Summary: TNFR1 receptors organize into ordered clusters on the cell surface, joining trimers into higher-order oligomers that drive pro-inflammatory signaling linked to many diseases.
Source: University of Reading
New research reveals that inflammation is regulated by a distinct, highly organized arrangement of receptors that move and assemble across the cell surface.
The findings, published in Science Signaling, shed light on how cells interpret inflammatory cues and decide whether to die, divide, or migrate. The international team, led by researchers at the University of Reading with collaborators in Frankfurt and Würzburg, used state-of-the-art imaging to observe how the tumor necrosis factor receptor 1 (TNFR1) arranges itself into defined structures that control signaling outcomes.
The group describes how TNFR1 receptors form triangular assemblies by linking together in a coordinated way—likened by the researchers to dancers joining arms—which changes how cells respond to inflammatory signals.
Dr Darius Widera, Associate Professor at the University of Reading, commented:
“This discovery significantly advances our understanding of cell signaling and could guide future drug development.
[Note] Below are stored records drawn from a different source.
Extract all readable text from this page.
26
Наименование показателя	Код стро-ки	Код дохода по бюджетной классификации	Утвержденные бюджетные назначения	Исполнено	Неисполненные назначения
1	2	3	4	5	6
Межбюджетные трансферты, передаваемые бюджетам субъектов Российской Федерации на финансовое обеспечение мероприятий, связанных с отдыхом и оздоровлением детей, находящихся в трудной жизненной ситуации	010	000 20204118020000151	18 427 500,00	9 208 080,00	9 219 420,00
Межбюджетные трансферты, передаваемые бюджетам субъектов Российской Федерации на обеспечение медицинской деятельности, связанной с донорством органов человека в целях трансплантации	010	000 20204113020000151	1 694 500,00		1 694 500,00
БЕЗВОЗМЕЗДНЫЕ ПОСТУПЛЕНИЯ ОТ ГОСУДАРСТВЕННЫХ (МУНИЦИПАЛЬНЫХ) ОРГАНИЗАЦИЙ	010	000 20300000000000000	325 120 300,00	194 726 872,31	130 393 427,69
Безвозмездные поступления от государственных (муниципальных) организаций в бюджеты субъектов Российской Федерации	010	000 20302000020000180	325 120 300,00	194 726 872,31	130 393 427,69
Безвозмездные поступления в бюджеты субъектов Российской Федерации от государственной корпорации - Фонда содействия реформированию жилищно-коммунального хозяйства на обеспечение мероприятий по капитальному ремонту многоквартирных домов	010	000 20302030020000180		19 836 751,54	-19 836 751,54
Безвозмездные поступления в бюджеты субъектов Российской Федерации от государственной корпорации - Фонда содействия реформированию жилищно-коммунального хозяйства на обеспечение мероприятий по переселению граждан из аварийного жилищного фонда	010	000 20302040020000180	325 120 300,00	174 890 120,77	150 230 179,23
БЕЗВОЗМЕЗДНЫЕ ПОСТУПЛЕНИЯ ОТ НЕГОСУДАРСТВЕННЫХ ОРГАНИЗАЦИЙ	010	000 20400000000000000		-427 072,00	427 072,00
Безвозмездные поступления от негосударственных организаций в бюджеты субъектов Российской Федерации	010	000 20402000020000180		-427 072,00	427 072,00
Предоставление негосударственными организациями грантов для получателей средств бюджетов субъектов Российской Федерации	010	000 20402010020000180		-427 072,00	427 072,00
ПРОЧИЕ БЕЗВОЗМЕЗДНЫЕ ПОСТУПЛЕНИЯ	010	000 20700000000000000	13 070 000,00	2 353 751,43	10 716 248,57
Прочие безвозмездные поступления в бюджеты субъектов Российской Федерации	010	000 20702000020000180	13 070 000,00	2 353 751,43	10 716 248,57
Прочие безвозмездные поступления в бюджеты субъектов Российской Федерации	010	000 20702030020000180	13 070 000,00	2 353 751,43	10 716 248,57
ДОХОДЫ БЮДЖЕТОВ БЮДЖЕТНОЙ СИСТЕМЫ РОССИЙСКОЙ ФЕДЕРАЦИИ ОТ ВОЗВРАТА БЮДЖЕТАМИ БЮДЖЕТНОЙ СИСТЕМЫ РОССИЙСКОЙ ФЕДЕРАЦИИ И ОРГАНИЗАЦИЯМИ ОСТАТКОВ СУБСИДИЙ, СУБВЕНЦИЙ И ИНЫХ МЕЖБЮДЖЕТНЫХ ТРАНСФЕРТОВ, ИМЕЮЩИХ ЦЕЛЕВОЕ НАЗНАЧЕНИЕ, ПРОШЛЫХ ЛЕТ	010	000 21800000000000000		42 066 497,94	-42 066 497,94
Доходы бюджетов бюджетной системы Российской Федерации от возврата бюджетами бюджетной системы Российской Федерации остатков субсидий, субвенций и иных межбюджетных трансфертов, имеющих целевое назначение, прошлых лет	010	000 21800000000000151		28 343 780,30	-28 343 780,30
The precise pattern of receptor ‘dance’ on the cell surface influences whether inflammatory signals trigger cell death, proliferation, or migration—processes relevant to both immune function and cancer.”
“Inflammation is governed by a lock-and-key mechanism in which signaling molecules engage specific surface proteins. By revealing the structural arrangements of the receptors that mediate these inflammatory responses, we now have a clearer picture of how cells control these critical decisions.”
“Chronic inflammation contributes to many major diseases, including cancer and Alzheimer’s disease. Understanding how triangular clusters of TNFR1 shape cellular responses may enable new therapies that reduce harmful inflammation while avoiding some side effects of current treatments.”
The researchers directly visualized, for the first time in living cells at physiological receptor levels, how TNFR1 molecules assemble into highly ordered oligomers. Using quantitative single-molecule super-resolution microscopy, they tracked receptor organization before and after activation by its ligand, TNFα.
In the absence of ligand, the team observed TNFR1 primarily as monomers and dimers on the cell membrane. After TNFα binding, receptors shifted majorly into trimeric units and assembled further into higher-order oligomers. These larger assemblies are associated with the activation of pro-inflammatory pathways that influence NF-κB signaling, cell survival, proliferation, and programmed cell death.
The study also examined the effects of specific receptor mutations. A mutation in the receptor’s preligand assembly domain produced receptors that remained monomeric and showed impaired ligand binding, demonstrating the functional importance of preligand dimerization. Another mutation in the ligand-binding domain prevented ligand binding without altering the monomer–dimer balance of the unliganded receptor, highlighting distinct structural contributions to receptor function.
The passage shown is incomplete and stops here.